Oxley reports 80% slump in Q1 earnings

First-quarter earnings at property developer Oxley Holdings nosedived 80 per cent on the back of a sharp drop in revenue.

Net profit for the three months to Sept 30 came in at $7.1 million - a far cry from the $36.1 million in the same period a year ago.

Revenue slumped 71 per cent to $126.5 million.

Oxley said late last Friday that the lower net profit and revenue, compared with the same quarter the year before, was due to the "timing and different levels of progress in project construction and completion".

Turnover for the quarter came primarily from revenue recognition on five of the group's residential and mixed-use projects in line with the construction progress, based on the percentage of completion method.

It was also supported by revenue recognition on the handover of some units in The Royal Wharf Phase 1 and rental income generated by investment properties.


    NET PROFIT: $7.1 million (-80%)

    REVENUE: $126.5 million (-71%)

The higher revenue of $435.9 million previously had been mainly due to the recognition of revenue on the completion of Ecotech@Sunview.

The lower revenue dragged down gross profit by 54 per cent to $19.7 million, which was also weighed down by the lower share of profit from equity-accounted joint ventures and associates.

Gross profit margin, however, improved significantly from 23.9 per cent to 37.6 per cent.

Earnings per share fell to 0.24 cent from 1.22 cents previously. Net asset value per share stood at 26.95 cents as at Sept 30, up slightly on the 26.79 cents as at June 30.

Oxley has launched 32 projects and completed 23 projects to date. Its total unbilled contract value amounted to $2.66 billion as at Sept 30, of which about $900 million is attributable to Singapore projects, and about $1.76 billion is attributable to overseas projects.

Oxley said it expects to receive $1.37 billion in the next 12 months when a number of its projects complete or obtain temporary occupation permit, including KAP & KAP Residences in Singapore and phase one of the Royal Wharf project in London.

The group added that construction and sales are progressing well for The Peak and The Bridge developments in Cambodia, while in Malaysia, Oxley Towers Kuala Lumpur City Centre has commenced construction and will be launched at an appropriate time, depending on market conditions.

It also plans to launch Min Residences in Yangon, Myanmar and the Oxley Convention City in Batam, Indonesia in the fourth quarter.

Oxley executive chairman and chief executive Ching Chiat Kwong noted that the launch of its Dublin Landings project in Ireland had been the highlight for the quarter. "It marked another major step in our overseas expansion, after the Royal Wharf project, as we continue to build our revenue pipeline for sustainable growth," he said.

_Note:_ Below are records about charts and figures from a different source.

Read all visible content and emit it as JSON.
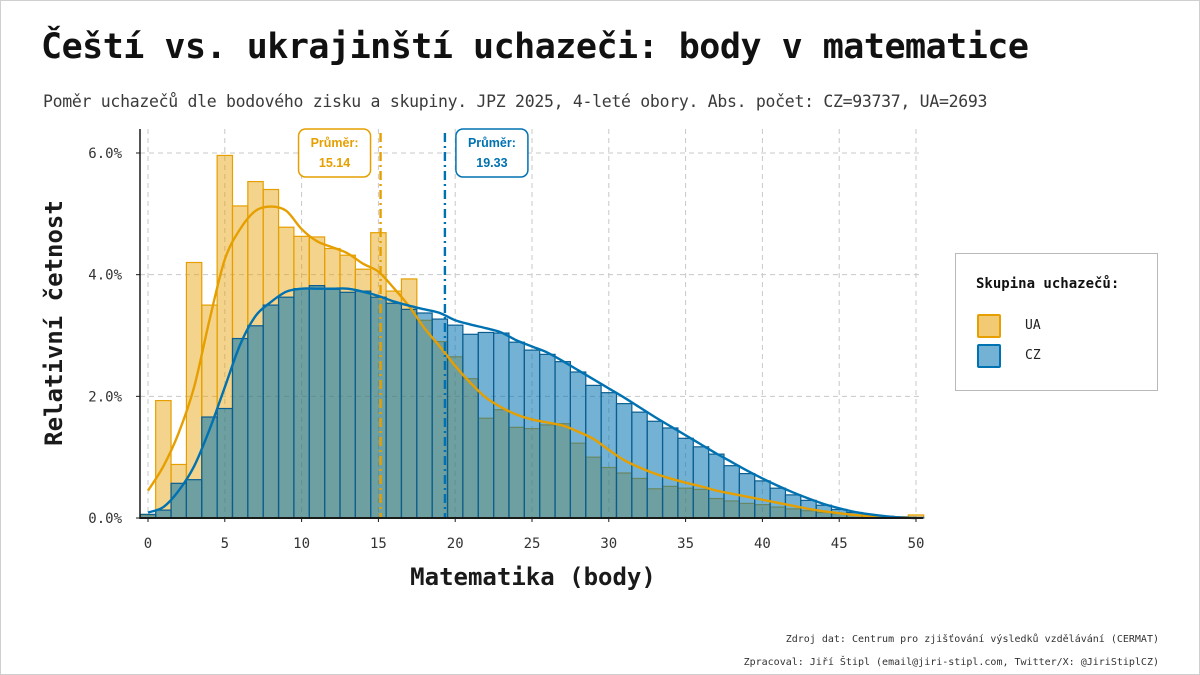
{
  "title": "Čeští vs. ukrajinští uchazeči: body v matematice",
  "subtitle": "Poměr uchazečů dle bodového zisku a skupiny. JPZ 2025, 4-leté obory. Abs. počet: CZ=93737, UA=2693",
  "caption": {
    "line1": "Zdroj dat: Centrum pro zjišťování výsledků vzdělávání (CERMAT)",
    "line2": "Zpracoval: Jiří Štipl (email@jiri-stipl.com, Twitter/X: @JiriStiplCZ)"
  },
  "legend": {
    "title": "Skupina uchazečů:",
    "items": [
      {
        "label": "UA",
        "color": "#E69F00"
      },
      {
        "label": "CZ",
        "color": "#0072B2"
      }
    ]
  },
  "chart_data": {
    "type": "histogram",
    "xlabel": "Matematika (body)",
    "ylabel": "Relativní četnost",
    "xlim": [
      -0.5,
      50.5
    ],
    "ylim": [
      0,
      0.065
    ],
    "xticks": [
      0,
      5,
      10,
      15,
      20,
      25,
      30,
      35,
      40,
      45,
      50
    ],
    "yticks": [
      0,
      0.02,
      0.04,
      0.06
    ],
    "ytick_labels": [
      "0.0%",
      "2.0%",
      "4.0%",
      "6.0%"
    ],
    "grid": true,
    "legend_position": "right",
    "x": [
      0,
      1,
      2,
      3,
      4,
      5,
      6,
      7,
      8,
      9,
      10,
      11,
      12,
      13,
      14,
      15,
      16,
      17,
      18,
      19,
      20,
      21,
      22,
      23,
      24,
      25,
      26,
      27,
      28,
      29,
      30,
      31,
      32,
      33,
      34,
      35,
      36,
      37,
      38,
      39,
      40,
      41,
      42,
      43,
      44,
      45,
      46,
      47,
      48,
      49,
      50
    ],
    "series": [
      {
        "name": "UA",
        "color": "#E69F00",
        "values": [
          0.0005,
          0.0193,
          0.0088,
          0.042,
          0.035,
          0.0596,
          0.0513,
          0.0553,
          0.054,
          0.0478,
          0.0463,
          0.0462,
          0.0443,
          0.0432,
          0.0409,
          0.0469,
          0.0373,
          0.0393,
          0.0325,
          0.029,
          0.0265,
          0.0229,
          0.0164,
          0.0178,
          0.0149,
          0.0147,
          0.0153,
          0.0155,
          0.0123,
          0.01,
          0.0083,
          0.0074,
          0.0065,
          0.0048,
          0.0052,
          0.0049,
          0.0047,
          0.0032,
          0.0028,
          0.0024,
          0.0022,
          0.0018,
          0.0015,
          0.0012,
          0.0009,
          0.0007,
          0.0005,
          0.0004,
          0.0003,
          0.0002,
          0.0005
        ],
        "density": [
          0.0045,
          0.0085,
          0.014,
          0.0215,
          0.0325,
          0.0425,
          0.0475,
          0.0505,
          0.0512,
          0.0505,
          0.0475,
          0.0455,
          0.0445,
          0.0435,
          0.0418,
          0.0405,
          0.0378,
          0.0348,
          0.0312,
          0.0282,
          0.025,
          0.0222,
          0.0198,
          0.0182,
          0.017,
          0.0162,
          0.0157,
          0.0152,
          0.0142,
          0.013,
          0.0112,
          0.0095,
          0.0083,
          0.0073,
          0.0065,
          0.0058,
          0.0052,
          0.0045,
          0.004,
          0.0035,
          0.003,
          0.0025,
          0.002,
          0.0015,
          0.0011,
          0.0008,
          0.0005,
          0.0003,
          0.0002,
          0.0001,
          0.0
        ],
        "mean": 15.14,
        "mean_label": "Průměr:",
        "mean_value": "15.14"
      },
      {
        "name": "CZ",
        "color": "#0072B2",
        "values": [
          0.0006,
          0.0013,
          0.0057,
          0.0063,
          0.0166,
          0.018,
          0.0295,
          0.0316,
          0.035,
          0.0363,
          0.0377,
          0.0382,
          0.0376,
          0.0371,
          0.0373,
          0.0363,
          0.0353,
          0.0343,
          0.0337,
          0.0327,
          0.0317,
          0.0302,
          0.0305,
          0.0304,
          0.0289,
          0.0276,
          0.0269,
          0.0257,
          0.024,
          0.0218,
          0.0206,
          0.0188,
          0.0174,
          0.0159,
          0.0148,
          0.0131,
          0.0117,
          0.0105,
          0.0086,
          0.0073,
          0.0061,
          0.0049,
          0.0038,
          0.0029,
          0.0021,
          0.0014,
          0.0009,
          0.0005,
          0.0003,
          0.0001,
          0.0001
        ],
        "density": [
          0.0009,
          0.0018,
          0.0045,
          0.0085,
          0.0145,
          0.0215,
          0.0285,
          0.0332,
          0.0355,
          0.0372,
          0.0377,
          0.0377,
          0.0377,
          0.0377,
          0.0372,
          0.0365,
          0.0356,
          0.0349,
          0.0343,
          0.0337,
          0.0325,
          0.0318,
          0.0312,
          0.0305,
          0.0292,
          0.0282,
          0.0272,
          0.0258,
          0.0243,
          0.0228,
          0.0213,
          0.0198,
          0.0182,
          0.0166,
          0.0151,
          0.0136,
          0.0121,
          0.0106,
          0.0092,
          0.0078,
          0.0065,
          0.0053,
          0.0042,
          0.0032,
          0.0023,
          0.0016,
          0.001,
          0.0006,
          0.0003,
          0.0001,
          0.0
        ],
        "mean": 19.33,
        "mean_label": "Průměr:",
        "mean_value": "19.33"
      }
    ]
  }
}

Mr Ching added: "The unbilled contract value of $2.7 billion will allow us to meet our operational and construction needs and pay down our debts to further reduce gearing. Complemented by recurring income from investment properties, Oxley will gain a stronger financial foothold to fund existing and future projects, and create value for our shareholders and investors."

Oxley shares finished flat at 47 cents last Friday, before the results were announced.